Aeronca Inc. is a major supplier of engine and nacelle components, aero-structures, and missile control surfaces for the military and for original equipment manufacturers in the United States and Europe, as well holding STC and PMA certificates for replacement cowl door structures for Boeing 737 -300, –400 and -500 aircraft. Aeronca also maintains FAA Certified Repair Station facilities for aftermarket support of its manufactured products.
Founded in 1928 as the Aeronautical Corporation of America at Lunken Field in Cincinnati, Aeronca was the first U.S. Company to produce and market a truly light airplane for the general aviation market. The Aeronca C-2 aircraft opened up flying to the public and helped make the company a major force in the general aviation market. The company moved operations to its current location in Middletown, Ohio in 1940 and changed its name to Aeronca in 1941.
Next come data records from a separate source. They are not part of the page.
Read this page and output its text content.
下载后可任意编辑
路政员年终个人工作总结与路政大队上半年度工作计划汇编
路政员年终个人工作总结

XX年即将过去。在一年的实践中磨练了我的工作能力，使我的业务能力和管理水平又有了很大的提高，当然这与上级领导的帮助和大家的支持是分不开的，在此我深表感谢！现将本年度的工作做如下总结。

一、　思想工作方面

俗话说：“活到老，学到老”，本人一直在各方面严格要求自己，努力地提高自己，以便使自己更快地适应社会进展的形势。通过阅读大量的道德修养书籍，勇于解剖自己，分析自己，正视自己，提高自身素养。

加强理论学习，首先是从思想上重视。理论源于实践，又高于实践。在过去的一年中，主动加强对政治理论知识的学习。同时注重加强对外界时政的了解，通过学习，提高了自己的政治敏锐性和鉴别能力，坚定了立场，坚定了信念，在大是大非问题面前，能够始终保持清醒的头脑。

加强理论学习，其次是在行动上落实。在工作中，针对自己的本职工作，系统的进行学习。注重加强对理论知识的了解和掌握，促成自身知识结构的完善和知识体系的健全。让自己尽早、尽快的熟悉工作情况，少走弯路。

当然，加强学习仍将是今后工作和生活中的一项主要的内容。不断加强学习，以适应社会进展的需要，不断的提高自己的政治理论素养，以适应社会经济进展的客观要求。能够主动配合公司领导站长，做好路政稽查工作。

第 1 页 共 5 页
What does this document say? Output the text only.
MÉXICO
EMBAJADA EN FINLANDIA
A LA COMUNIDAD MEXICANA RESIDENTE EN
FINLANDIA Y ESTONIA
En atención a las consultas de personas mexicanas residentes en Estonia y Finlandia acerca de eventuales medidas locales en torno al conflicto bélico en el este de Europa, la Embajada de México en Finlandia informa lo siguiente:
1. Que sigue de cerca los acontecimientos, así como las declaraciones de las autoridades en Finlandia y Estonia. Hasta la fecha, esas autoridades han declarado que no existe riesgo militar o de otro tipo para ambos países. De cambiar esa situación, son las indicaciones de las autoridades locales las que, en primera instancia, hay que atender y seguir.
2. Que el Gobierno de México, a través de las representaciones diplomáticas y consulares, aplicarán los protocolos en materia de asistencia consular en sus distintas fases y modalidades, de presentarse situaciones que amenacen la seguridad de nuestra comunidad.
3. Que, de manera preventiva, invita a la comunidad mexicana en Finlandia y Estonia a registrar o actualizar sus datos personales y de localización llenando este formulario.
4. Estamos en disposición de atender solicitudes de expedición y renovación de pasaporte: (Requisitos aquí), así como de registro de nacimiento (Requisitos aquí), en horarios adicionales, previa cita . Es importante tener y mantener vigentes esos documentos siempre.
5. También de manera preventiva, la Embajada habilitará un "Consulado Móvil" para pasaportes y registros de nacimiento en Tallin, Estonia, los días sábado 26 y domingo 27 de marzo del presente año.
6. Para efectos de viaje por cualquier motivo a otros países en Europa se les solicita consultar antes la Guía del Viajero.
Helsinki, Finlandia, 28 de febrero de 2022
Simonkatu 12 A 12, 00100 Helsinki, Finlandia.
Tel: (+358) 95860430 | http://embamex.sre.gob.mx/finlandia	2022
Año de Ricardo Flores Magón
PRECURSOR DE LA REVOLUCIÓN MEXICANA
Dr. Wadia is presently Chief Consulting Engineer – Aerodynamics at GE Aviation in Cincinnati, Ohio and our sections’ most recent AIAA Fellow. In his 29-year career at GE Aircraft Engines, he has been the manager for turbo-machinery aerodynamics, engineering systems program leader for large military engines and he discussed the history of fan aerodynamics technology evolution over the last twenty-five years. He focused on many of the GE engines that he has been involved with balanced by research on fans performed by other engine manufacturers. He outlined the history of fan development starting with shrouded fans on the CF6-80C2. Fan blade material technology developments were then discussed. With the rapid increase in fuel costs in the eighties, Dr. Wadia discussed aviation industry’s response with un-ducted fans (UDF), prop fans and counter rotating fans (CRISP). Wide chord fans (composite blades, hollow metal blades) followed by high flow swept blade technology demonstration and commercialization. He concluded with some multi-stage fan technology evolution and future trends in fan design.
This event was coincident with the 3rd annual student Flight Handling Competition and was co-sponsored by the Society of Experimental Test Pilots (SETP), the Society of Flight Test Engineers (SFTE), and the Royal Aeronautical Society (RAeS)
The U-2, SR-71 Blackbird, B-2 Spirit Bomber, and F-117 Stealth Fighter are some now high-profile examples of once hidden efforts of aircraft development in America. Are there more secret aircraft hiding in the shadows?
What goes on in "Area 51" and what specifically has happened or might now be happening in the secret or "black" world? What new technologies and missions are associated with these planes, where are they built and based, and how many are operational?
The presentation summarized many rumors and review publicly available evidence that suggests the existence of secret aircraft projects. The viability of the rumors and evidence were discussed and some additional ideas were offered.
On 16 March 2013, the Dayton/Cincinnati Section held its March Council meeting at the Midwest Propulsion Group (MPG) facility in Blue Ash Ohio. MPG is a turbine engine and rocket engine club. MPG’s membership is comprised of scientists and engineers from AFRL, GE Aviation and other local companies. It also includes students from University of Cincinnati and other propulsion enthusiasts. Many of its members are AIAA section members. Approximately 10 Dayton/Cincinnati members attended this meeting. Two students from Wright State University attended. MPG gave the section a tour of the facility. During the tour, MPG started and ran a turbine engine rebuilt by the group and test fire two rocket motors they had built. This was a STEM and YP event.